About Me
Tuesday, April 24, 2012
Piles Of ...Hoolio?
I was sitting in a business meeting with one of the cities the other day and the city engineer, who was frustrated about a particular project said, "Well... this whole thing got goober snatched." When someone at the table responded, "Goober snatched?" she said, "Yes, goober snatched. It's a very important technical term." At which point I looked at the admin and said, "Please put that in the minutes. We need to write that down for sure."
She had a couple other good ones like, "take that nubbin and do something with it!" and "I just don't know what people thought they were doing with all this hoolio!"
She was truly frustrated while talking to us, and she was trying to get her frustration out on the table, but ultimately we all spent more time laughing at her "cuss words" than we did taking her frustration seriously. So, instead of returning to my desk and immediately diving into the problem on a quest for a solution, I sat there for a while thinking about goober snatched items and nubbins and piles of hoolio.

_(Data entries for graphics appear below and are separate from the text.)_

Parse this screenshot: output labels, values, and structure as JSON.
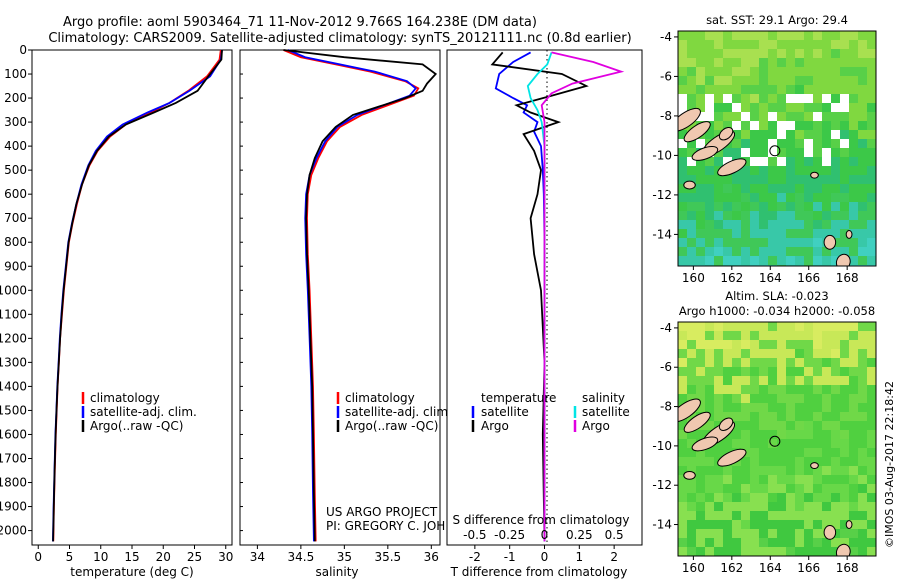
{
  "header": {
    "line1": "Argo profile: aoml 5903464_71 11-Nov-2012 9.766S 164.238E (DM data)",
    "line2": "Climatology: CARS2009. Satellite-adjusted climatology: synTS_20121111.nc (0.8d earlier)"
  },
  "colors": {
    "climatology": "#ff0000",
    "satellite": "#0000ff",
    "argo": "#000000",
    "sal_satellite": "#00e5e5",
    "sal_argo": "#e000e0",
    "land": "#f0c8b0",
    "missing": "#ffffff",
    "sst_field": "#40c040",
    "sla_field": "#50d050"
  },
  "chart_data": [
    {
      "type": "line",
      "id": "temperature-profile",
      "xlabel": "temperature (deg C)",
      "ylabel": "",
      "xlim": [
        -1,
        31
      ],
      "ylim": [
        2060,
        0
      ],
      "xticks": [
        "0",
        "5",
        "10",
        "15",
        "20",
        "25",
        "30"
      ],
      "xtick_values": [
        0,
        5,
        10,
        15,
        20,
        25,
        30
      ],
      "yticks": [
        "0",
        "100",
        "200",
        "300",
        "400",
        "500",
        "600",
        "700",
        "800",
        "900",
        "1000",
        "1100",
        "1200",
        "1300",
        "1400",
        "1500",
        "1600",
        "1700",
        "1800",
        "1900",
        "2000"
      ],
      "ytick_values": [
        0,
        100,
        200,
        300,
        400,
        500,
        600,
        700,
        800,
        900,
        1000,
        1100,
        1200,
        1300,
        1400,
        1500,
        1600,
        1700,
        1800,
        1900,
        2000
      ],
      "legend": [
        "climatology",
        "satellite-adj. clim.",
        "Argo(..raw -QC)"
      ],
      "series": [
        {
          "name": "climatology",
          "color": "#ff0000",
          "x": [
            29.2,
            29.0,
            27,
            24,
            21,
            18,
            14,
            11.5,
            9.5,
            8.2,
            7.0,
            6.2,
            5.5,
            4.9,
            4.5,
            4.1,
            3.8,
            3.5,
            3.3,
            3.1,
            2.95,
            2.8,
            2.65,
            2.5,
            2.4
          ],
          "y": [
            0,
            40,
            110,
            170,
            220,
            260,
            310,
            360,
            420,
            480,
            560,
            640,
            720,
            800,
            900,
            1000,
            1100,
            1200,
            1300,
            1400,
            1500,
            1600,
            1750,
            1900,
            2045
          ]
        },
        {
          "name": "satellite",
          "color": "#0000ff",
          "x": [
            29.4,
            29.2,
            27.5,
            24.2,
            21,
            17.5,
            13.5,
            11,
            9.2,
            8.0,
            6.9,
            6.1,
            5.4,
            4.8,
            4.4,
            4.0,
            3.7,
            3.45,
            3.25,
            3.05,
            2.9,
            2.75,
            2.6,
            2.45,
            2.35
          ],
          "y": [
            0,
            40,
            110,
            170,
            220,
            260,
            310,
            360,
            420,
            480,
            560,
            640,
            720,
            800,
            900,
            1000,
            1100,
            1200,
            1300,
            1400,
            1500,
            1600,
            1750,
            1900,
            2045
          ]
        },
        {
          "name": "Argo",
          "color": "#000000",
          "x": [
            29.4,
            29.3,
            27.2,
            25.5,
            22,
            18.5,
            14,
            11.3,
            9.4,
            8.1,
            7.0,
            6.1,
            5.45,
            4.85,
            4.45,
            4.05,
            3.75,
            3.5,
            3.28,
            3.08,
            2.92,
            2.78,
            2.62,
            2.48,
            2.38
          ],
          "y": [
            0,
            40,
            110,
            170,
            220,
            260,
            310,
            360,
            420,
            480,
            560,
            640,
            720,
            800,
            900,
            1000,
            1100,
            1200,
            1300,
            1400,
            1500,
            1600,
            1750,
            1900,
            2045
          ]
        }
      ]
    },
    {
      "type": "line",
      "id": "salinity-profile",
      "xlabel": "salinity",
      "xlim": [
        33.8,
        36.1
      ],
      "ylim": [
        2060,
        0
      ],
      "xticks": [
        "34",
        "34.5",
        "35",
        "35.5",
        "36"
      ],
      "xtick_values": [
        34,
        34.5,
        35,
        35.5,
        36
      ],
      "legend": [
        "climatology",
        "satellite-adj. clim.",
        "Argo(..raw -QC)"
      ],
      "annotation": [
        "US ARGO PROJECT",
        "PI: GREGORY C. JOHNSON"
      ],
      "series": [
        {
          "name": "climatology",
          "color": "#ff0000",
          "x": [
            34.3,
            34.5,
            34.9,
            35.3,
            35.7,
            35.85,
            35.8,
            35.5,
            35.2,
            34.95,
            34.8,
            34.7,
            34.62,
            34.58,
            34.57,
            34.58,
            34.6,
            34.62,
            34.64,
            34.65,
            34.66,
            34.67
          ],
          "y": [
            0,
            30,
            60,
            90,
            130,
            160,
            190,
            230,
            270,
            320,
            380,
            450,
            520,
            600,
            700,
            850,
            1000,
            1200,
            1400,
            1600,
            1850,
            2045
          ]
        },
        {
          "name": "satellite",
          "color": "#0000ff",
          "x": [
            34.35,
            34.55,
            34.95,
            35.35,
            35.72,
            35.82,
            35.75,
            35.45,
            35.15,
            34.92,
            34.78,
            34.68,
            34.6,
            34.56,
            34.55,
            34.56,
            34.58,
            34.6,
            34.62,
            34.63,
            34.64,
            34.65
          ],
          "y": [
            0,
            30,
            60,
            90,
            130,
            160,
            190,
            230,
            270,
            320,
            380,
            450,
            520,
            600,
            700,
            850,
            1000,
            1200,
            1400,
            1600,
            1850,
            2045
          ]
        },
        {
          "name": "Argo",
          "color": "#000000",
          "x": [
            34.3,
            35.0,
            35.9,
            36.05,
            35.95,
            35.9,
            35.7,
            35.4,
            35.1,
            34.9,
            34.75,
            34.66,
            34.6,
            34.57,
            34.56,
            34.57,
            34.59,
            34.61,
            34.63,
            34.64,
            34.65,
            34.66
          ],
          "y": [
            0,
            30,
            60,
            100,
            140,
            170,
            200,
            235,
            270,
            320,
            380,
            450,
            520,
            600,
            700,
            850,
            1000,
            1200,
            1400,
            1600,
            1850,
            2045
          ]
        }
      ]
    },
    {
      "type": "line",
      "id": "difference-profile",
      "xlabel": "T difference from climatology",
      "xlabel_top": "S difference from climatology",
      "xlim_T": [
        -2.8,
        2.8
      ],
      "xticks_T": [
        "-2",
        "-1",
        "0",
        "1",
        "2"
      ],
      "xtick_values_T": [
        -2,
        -1,
        0,
        1,
        2
      ],
      "xticks_S": [
        "-0.5",
        "-0.25",
        "0",
        "0.25",
        "0.5"
      ],
      "xtick_values_S": [
        -0.5,
        -0.25,
        0,
        0.25,
        0.5
      ],
      "legend_temperature": {
        "title": "temperature",
        "items": [
          "satellite",
          "Argo"
        ]
      },
      "legend_salinity": {
        "title": "salinity",
        "items": [
          "satellite",
          "Argo"
        ]
      },
      "series": [
        {
          "name": "T satellite",
          "color": "#0000ff",
          "x": [
            -0.4,
            -0.9,
            -1.3,
            -1.4,
            -0.9,
            -0.5,
            -0.6,
            -0.2,
            -0.3,
            -0.1,
            -0.05,
            -0.02,
            0,
            0,
            0,
            0,
            0,
            0
          ],
          "y": [
            10,
            50,
            100,
            160,
            200,
            230,
            260,
            300,
            340,
            400,
            500,
            600,
            800,
            1000,
            1300,
            1600,
            1900,
            2045
          ]
        },
        {
          "name": "T Argo",
          "color": "#000000",
          "x": [
            -1.2,
            -1.5,
            0.5,
            1.2,
            0.2,
            -0.8,
            -0.4,
            0.4,
            -0.6,
            -0.3,
            -0.1,
            -0.2,
            -0.4,
            -0.3,
            -0.1,
            0,
            -0.05,
            0
          ],
          "y": [
            10,
            60,
            100,
            150,
            190,
            230,
            260,
            300,
            350,
            420,
            500,
            600,
            700,
            850,
            1000,
            1300,
            1600,
            2045
          ]
        },
        {
          "name": "S satellite",
          "color": "#00e5e5",
          "x": [
            0.05,
            0.02,
            -0.05,
            -0.12,
            -0.1,
            -0.05,
            -0.02,
            0,
            0,
            0,
            0,
            0,
            0,
            0
          ],
          "y": [
            10,
            60,
            100,
            150,
            200,
            250,
            300,
            400,
            500,
            700,
            1000,
            1400,
            1800,
            2045
          ]
        },
        {
          "name": "S Argo",
          "color": "#e000e0",
          "x": [
            0.05,
            0.35,
            0.55,
            0.2,
            0.05,
            -0.02,
            0,
            0
          ],
          "y": [
            10,
            50,
            90,
            140,
            180,
            230,
            300,
            2045
          ]
        }
      ]
    },
    {
      "type": "heatmap",
      "id": "sst-map",
      "title": "sat. SST: 29.1  Argo: 29.4",
      "xticks": [
        "160",
        "162",
        "164",
        "166",
        "168"
      ],
      "xtick_values": [
        160,
        162,
        164,
        166,
        168
      ],
      "yticks": [
        "-4",
        "-6",
        "-8",
        "-10",
        "-12",
        "-14"
      ],
      "ytick_values": [
        -4,
        -6,
        -8,
        -10,
        -12,
        -14
      ],
      "xlim": [
        159.2,
        169.5
      ],
      "ylim": [
        -15.6,
        -3.7
      ],
      "profile_lon": 164.238,
      "profile_lat": -9.766
    },
    {
      "type": "heatmap",
      "id": "sla-map",
      "title_line1": "Altim. SLA: -0.023",
      "title_line2": "Argo h1000: -0.034 h2000: -0.058",
      "xticks": [
        "160",
        "162",
        "164",
        "166",
        "168"
      ],
      "xtick_values": [
        160,
        162,
        164,
        166,
        168
      ],
      "yticks": [
        "-4",
        "-6",
        "-8",
        "-10",
        "-12",
        "-14"
      ],
      "ytick_values": [
        -4,
        -6,
        -8,
        -10,
        -12,
        -14
      ],
      "xlim": [
        159.2,
        169.5
      ],
      "ylim": [
        -15.6,
        -3.7
      ],
      "profile_lon": 164.238,
      "profile_lat": -9.766
    }
  ],
  "footer": {
    "credit": "©IMOS 03-Aug-2017 22:18:42"
  }
}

I decided that it may be better, at least in certain circles, not to substitute cuss words with things like hoolio at all. I'm not saying drop the F-Bomb at the business meeting (that would just be rude and get you sent to HR for some sort of Awareness Training), but I am saying that the word hoolio in a dead serious frustrated tone is hilarious and I don't think hilarity is the point you're wanting to drive home right there. It's probably best to say, "You guys really messed this project up for us and you need to understand that we're very displeased with your performance," and then give us all the eyeball that makes us think you're about to call our moms and we'll be so grounded when we get home. (At least, that works for me. That probably would've sent me straight into Type A Mode, because I HATE to disappoint, and I would've had the issue resolved within the next hour because... my mom is scary when she's angry. Trust me.)
I thought about it the rest of the day. I remembered a time when I said, "Well jeepers!" when working at the mortgage company and everyone in my general vicinity turned around and said, "Jeepers?"

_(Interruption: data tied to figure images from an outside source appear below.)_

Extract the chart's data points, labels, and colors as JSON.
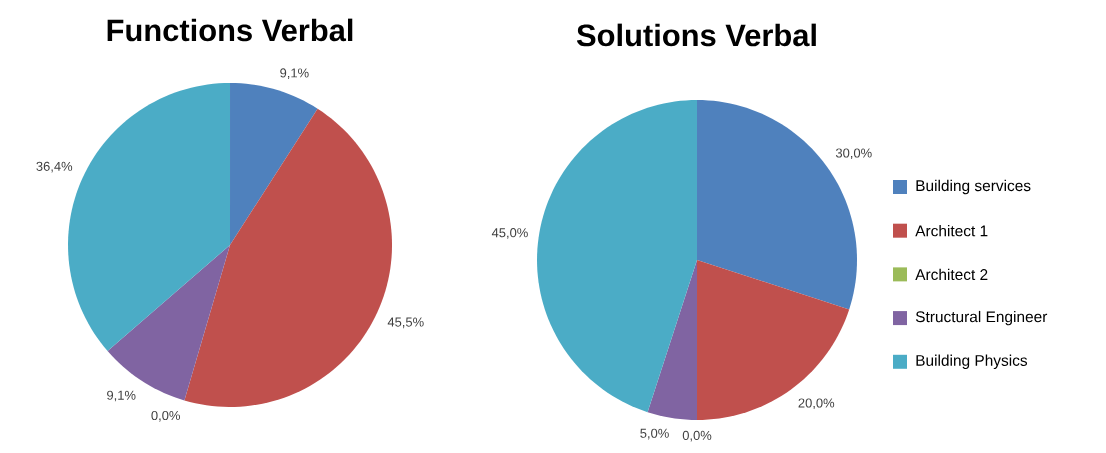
{
  "chart_data": [
    {
      "type": "pie",
      "title": "Functions Verbal",
      "categories": [
        null,
        null,
        null,
        null,
        null
      ],
      "values": [
        9.1,
        45.5,
        0.0,
        9.1,
        36.4
      ],
      "value_labels": [
        "9,1%",
        "45,5%",
        "0,0%",
        "9,1%",
        "36,4%"
      ],
      "colors": [
        "#4f81bd",
        "#c0504d",
        "#9bbb59",
        "#8064a2",
        "#4bacc6"
      ],
      "legend": false
    },
    {
      "type": "pie",
      "title": "Solutions Verbal",
      "categories": [
        "Building services",
        "Architect 1",
        "Architect 2",
        "Structural Engineer",
        "Building Physics"
      ],
      "values": [
        30.0,
        20.0,
        0.0,
        5.0,
        45.0
      ],
      "value_labels": [
        "30,0%",
        "20,0%",
        "0,0%",
        "5,0%",
        "45,0%"
      ],
      "colors": [
        "#4f81bd",
        "#c0504d",
        "#9bbb59",
        "#8064a2",
        "#4bacc6"
      ],
      "legend": "right"
    }
  ]
}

And there was the time I was sitting at the table with my parents playing Yahtzee and I said "dagnabit" after rolling nothing of worth and had to take a zero on my score sheet. A few minutes later I noticed that my dad, in a moment of intense thought and doodling, wrote DAG NAB-IT in all caps on the top of his score sheet. When I asked what he was doing he said, "Well... I was just trying to figure out the right way to spell that word." (Had I said "damn it," mind you, I would have evoked a completely different response from him, as well as a horrified gasp from my mother.)
So when I got home that night, at some point I walked into my daughter's room while she was doing her homework and I said, in my most serious mom voice, "Your room is horrible! What's with all this hoolio?!" She stopped, a bit confused, looked at me as though she knew she was supposed to be in some sort of trouble but she couldn't help but crack a smile and say, "...um... hoolio?" Without missing a beat I said, "I'm not kidding. This is some serious goober snatch! Get this nubbin cleaned up!" At that point she dropped her pencil and practically fell out of her chair laughing and gasping as she asked, "What are you saying?!" Now maybe this is because she knows me too well, but I would like to think that I was running an experiment here on whether or not I could successfully get the same intensity while employing goofball word substitutes.

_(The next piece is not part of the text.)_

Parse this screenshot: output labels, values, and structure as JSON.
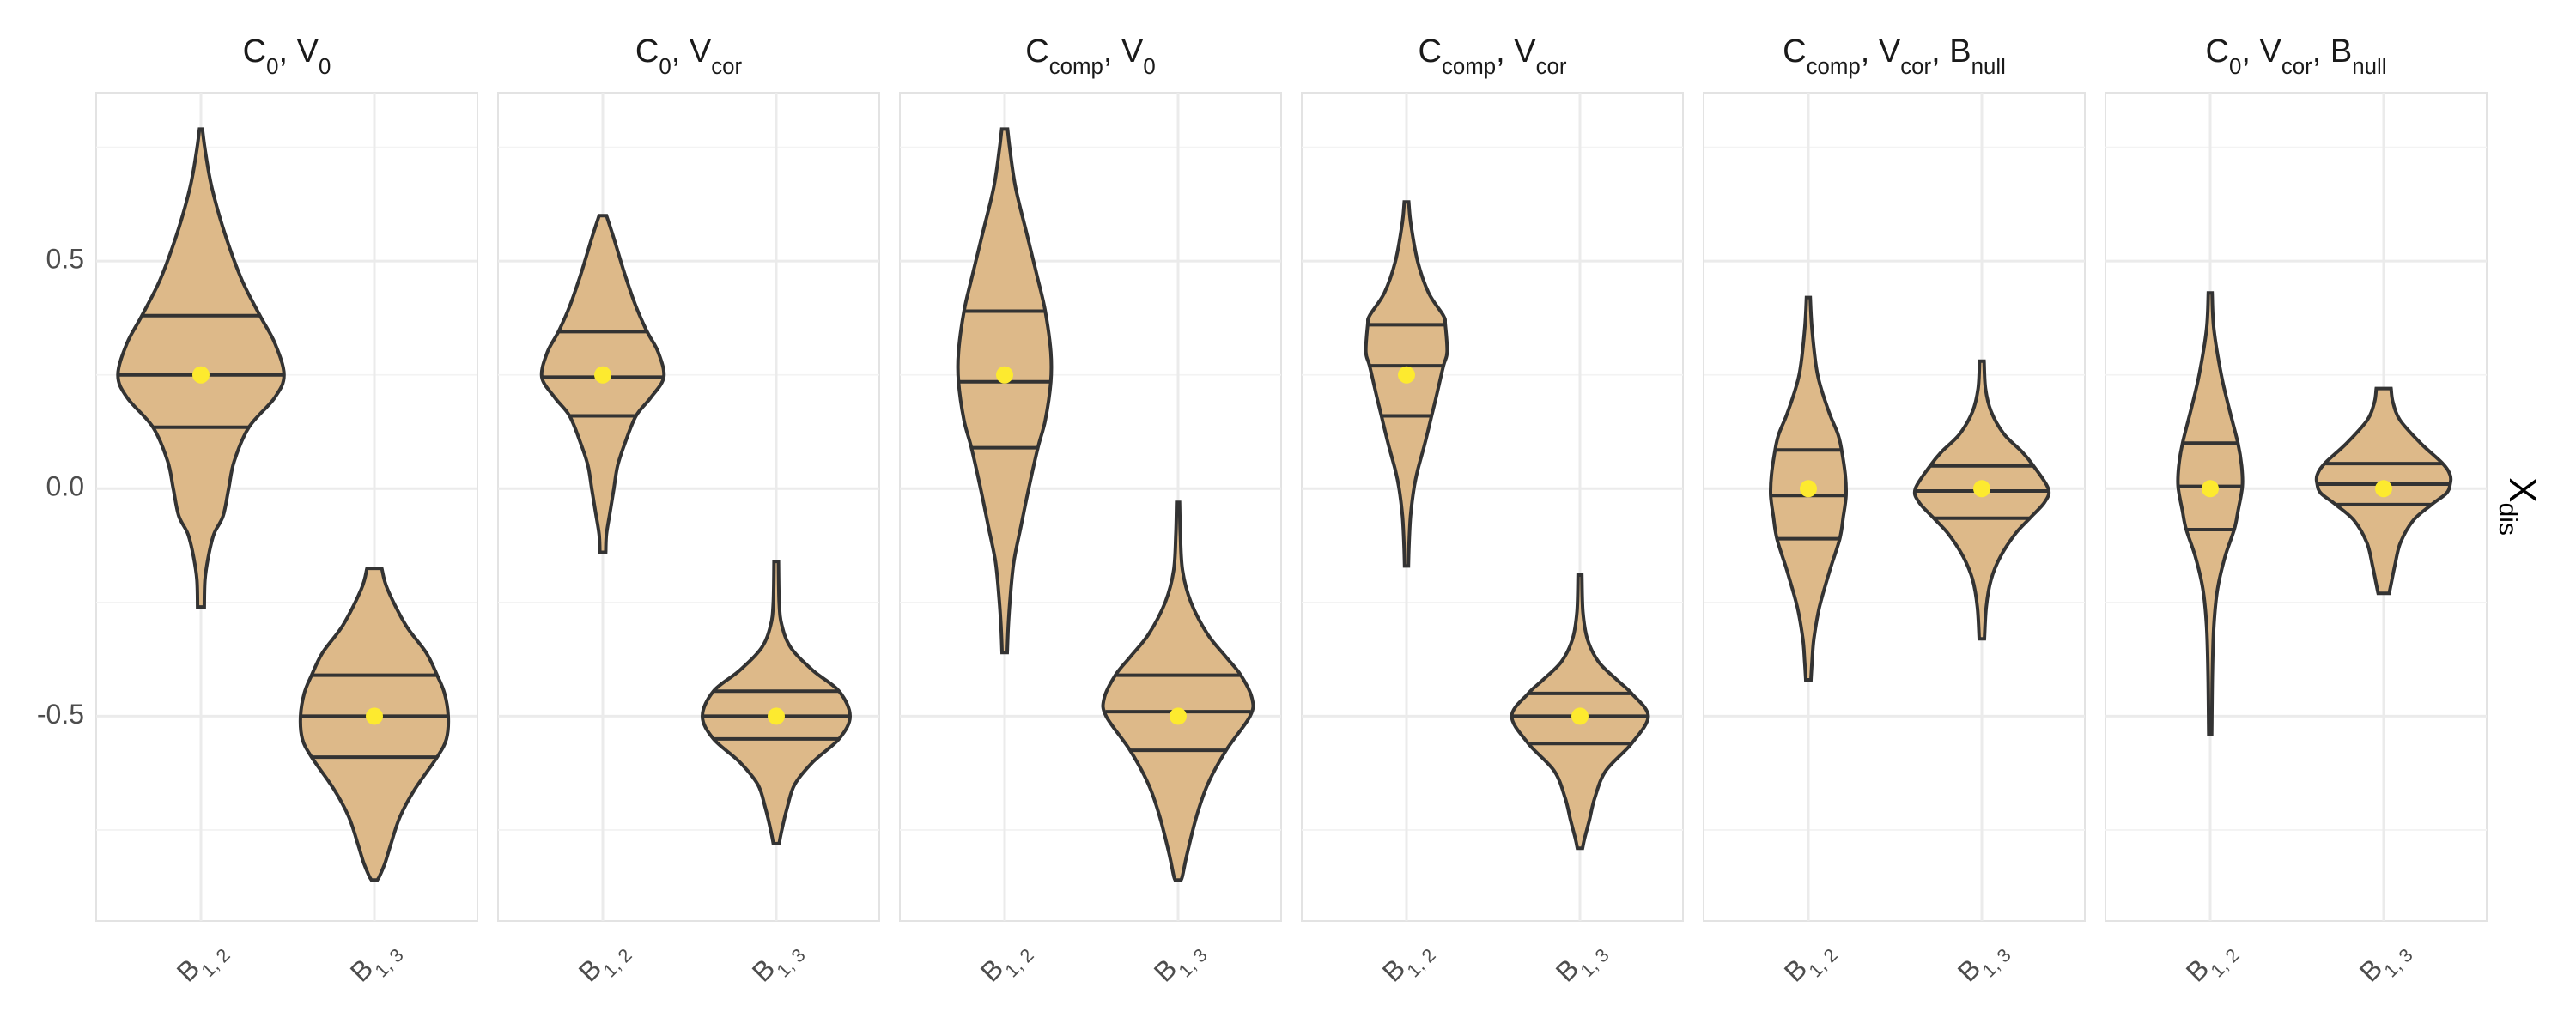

I confess, and you already know this from some of my blog posts, I can throw down well enough to include "sailed the seven seas" on my resume, but... anyone that has worked with me in the corporate world also knows that I can scare more people and get excellent results through the use of complex sentences and five syllable words than I ever could through an F-Bomb. I once had to apologize to a guy at the office because I apparently made him cry, and there was not a single profane word that passed my lips or fingertips that day. His boss simply said I hurt the guy's ego because he had to use the dictionary to figure out what I was saying... hence, my point...
It is better not to "cuss" at all than to substitute some hullabaloo for an F-Bomb when trying to get people to move. Otherwise... go ahead. I've sailed alongside SinBad a time or two -- tell it like it is.